Integrity and Anti-Corruption Commission Lectures at Al al-Bayt University
The Vice President of the University for Administrative and Financial Affairs, Professor Omar Al-Ateen, sponsored the awareness lecture of the Integrity and Anti-Corruption Commission on the standards of national integrity and the importance of combating corruption, in cooperation with the Internal Control Department at Al al-Bayt University, where this lecture comes within the activities of the Integrity Ambassadors Program, which targets Jordanian university students.
The representative of the Integrity Commission, Investigator Abdul Rahman Mheidat, presented an explanation of the national integrity standards as a set of concepts that are circulated within national institutions with the aim of preventing the exploitation of power or position, the most important of which are the rule of law standard, the transparency standard, the justice and equality standard, the accountability standard, and the good governance standard in making administrative decisions away from personal interests. Mheidat stressed the need to involve young people in corruption prevention efforts by raising their awareness and activating their role in decision-making.
Investigator Samer Al-Dusit from the Integrity Commission also gave a presentation on the corruption crimes that the Commission deals with, which fall under the category of a public employee's misuse of the authority granted to him by law in order to achieve private benefits, explaining the Commission's jurisdiction to investigate the public employee in the event of prejudice to public funds, as these acts are classified as crimes that violate public office, such as bribery, embezzlement, investment of office, and abuse of authority, and crimes that violate public trust, such as criminal forgery and false certifications, and economic crimes such as illicit gain and money laundering crimes. Al-Dusit affirmed that the Integrity and Anti-Corruption Commission provides full protection for witnesses and whistleblowers.

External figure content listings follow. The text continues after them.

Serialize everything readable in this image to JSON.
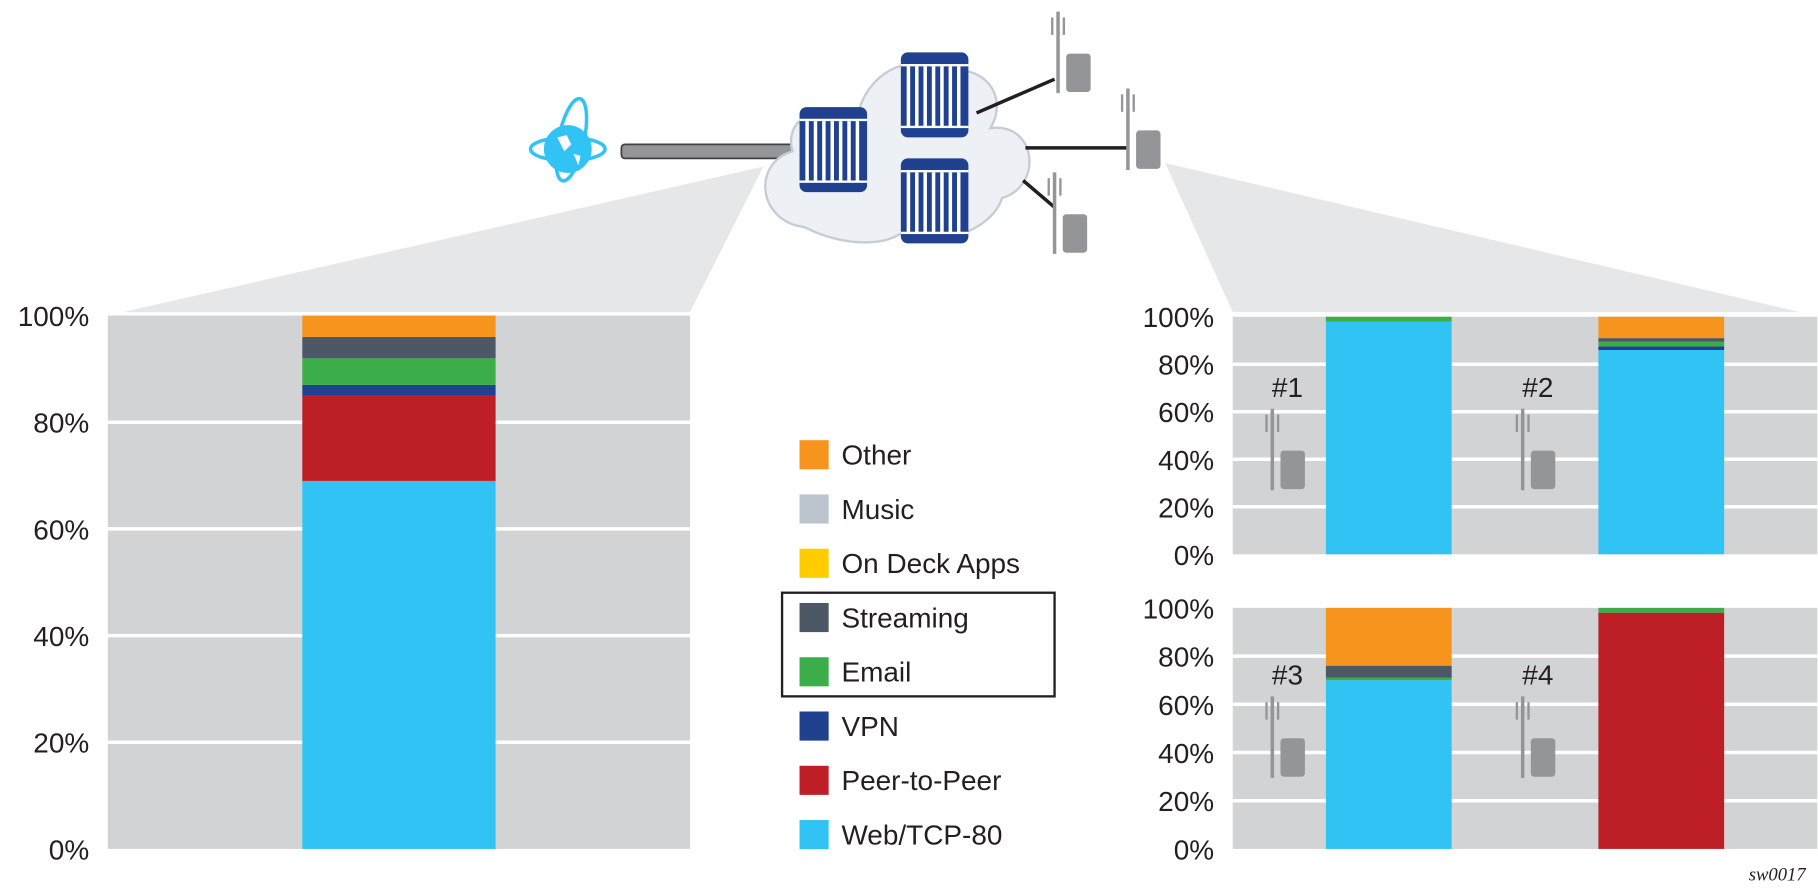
{
  "figure_id": "sw0017",
  "legend": {
    "items": [
      {
        "label": "Other",
        "color": "#F7941D"
      },
      {
        "label": "Music",
        "color": "#BCC4CE"
      },
      {
        "label": "On Deck Apps",
        "color": "#FFCC00"
      },
      {
        "label": "Streaming",
        "color": "#4D5866"
      },
      {
        "label": "Email",
        "color": "#3BAE4A"
      },
      {
        "label": "VPN",
        "color": "#1F418F"
      },
      {
        "label": "Peer-to-Peer",
        "color": "#BE1E25"
      },
      {
        "label": "Web/TCP-80",
        "color": "#31C3F3"
      }
    ],
    "highlighted": [
      "Streaming",
      "Email"
    ]
  },
  "network": {
    "icons": [
      "globe-icon",
      "pipe-link",
      "cloud",
      "router-icon",
      "cell-tower-icon"
    ]
  },
  "chart_data": [
    {
      "type": "bar",
      "stacked": true,
      "label": "",
      "yticks": [
        "0%",
        "20%",
        "40%",
        "60%",
        "80%",
        "100%"
      ],
      "ylim": [
        0,
        100
      ],
      "segments": {
        "Web/TCP-80": 69,
        "Peer-to-Peer": 16,
        "VPN": 2,
        "Email": 5,
        "Streaming": 4,
        "Other": 4
      }
    },
    {
      "type": "bar",
      "stacked": true,
      "label": "#1",
      "yticks": [
        "0%",
        "20%",
        "40%",
        "60%",
        "80%",
        "100%"
      ],
      "ylim": [
        0,
        100
      ],
      "segments": {
        "Web/TCP-80": 98,
        "Email": 2
      }
    },
    {
      "type": "bar",
      "stacked": true,
      "label": "#2",
      "yticks": [
        "0%",
        "20%",
        "40%",
        "60%",
        "80%",
        "100%"
      ],
      "ylim": [
        0,
        100
      ],
      "segments": {
        "Web/TCP-80": 86,
        "VPN": 1.5,
        "Streaming": 1.5,
        "Email": 2,
        "Other": 9
      }
    },
    {
      "type": "bar",
      "stacked": true,
      "label": "#3",
      "yticks": [
        "0%",
        "20%",
        "40%",
        "60%",
        "80%",
        "100%"
      ],
      "ylim": [
        0,
        100
      ],
      "segments": {
        "Web/TCP-80": 70,
        "Email": 1,
        "Streaming": 5,
        "Other": 24
      }
    },
    {
      "type": "bar",
      "stacked": true,
      "label": "#4",
      "yticks": [
        "0%",
        "20%",
        "40%",
        "60%",
        "80%",
        "100%"
      ],
      "ylim": [
        0,
        100
      ],
      "segments": {
        "Peer-to-Peer": 98,
        "Email": 2
      }
    }
  ]
}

For his part, Vice President Dr. Al-Ateen stressed that the Integrity and Anti-Corruption Commission represents a living model in building real trust between the citizen and the state and works to spread the concepts of integrity and transparency among university students in order to build a conscious generation that rejects corruption and seeks to achieve justice and equality.
At the end of the lecture, which was attended by the Dean of the Faculty of Law, Professor Samer Dalala'a, and a number of faculty members and students in the Faculties of Law and Business, a wide-ranging discussion took place on the mechanism of work and outputs of the Integrity and Anti-Corruption Commission.